10 years on from Brexit, King’s College London asked 2,245 people their thoughts on the decision to leave the European Union. The study found that 43 per cent of people now say David Cameron was right to hold the EU referendum – down from 66 per cent in 2016. But, the share saying it was the wrong decision is still short of a majority, even if it has risen from 24 per cent to 38 per cent.

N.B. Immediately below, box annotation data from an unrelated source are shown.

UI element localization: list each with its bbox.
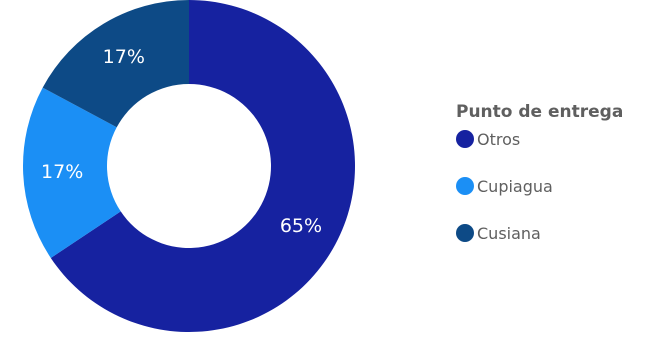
legend-swatch-cupiagua xyxy=(456,177,474,195)
slice-label-cusiana: 17% xyxy=(103,46,145,68)
slice-otros[interactable] xyxy=(50,0,356,333)
slice-label-cupiagua: 17% xyxy=(41,161,83,183)
slice-label-otros: 65% xyxy=(280,215,322,237)
legend-title: Punto de entrega xyxy=(456,102,624,122)
legend-item-otros[interactable]: Otros xyxy=(456,128,623,150)
slice-cusiana[interactable] xyxy=(42,0,189,128)
legend-label-cupiagua: Cupiagua xyxy=(477,176,553,196)
legend-label-cusiana: Cusiana xyxy=(477,223,541,243)
legend-swatch-cusiana xyxy=(456,224,474,242)
legend-swatch-otros xyxy=(456,130,474,148)
slice-cupiagua[interactable] xyxy=(22,87,121,258)
legend-label-otros: Otros xyxy=(477,129,521,149)
legend-item-cusiana[interactable]: Cusiana xyxy=(456,222,623,244)
legend-item-cupiagua[interactable]: Cupiagua xyxy=(456,175,623,197)
legend: Punto de entrega Otros Cupiagua Cusiana xyxy=(456,102,623,269)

But what would life in Britain be like if we’d stayed in the European Union? Anand Menon is a professor of European politics and foreign affairs at King’s College London and the founding director of the UK in a Changing Europe academic think-tank. As a world-leading expert on Brexit, he reveals what life might have looked like. “The challenge of assessing the impact of Brexit,” says Menon, “is made terribly complicated by the fact that not only did we have Brexit, but we had Covid-19, we had the war in Ukraine, we’ve got what’s going on in the Gulf now. The data is extremely noisy and messy – but here’s what we can speculate on.”

We’d be richer

“We’d be more prosperous if we’d voted Remain,” says Menon. “The evidence is unequivocal on that front.” The initial, catastrophic recession that the Treasury predicted – dubbed by the Leave campaign as Project Fear – did not happen, but economists and researchers agree that longer term, the economy is a lot smaller than it would otherwise have been.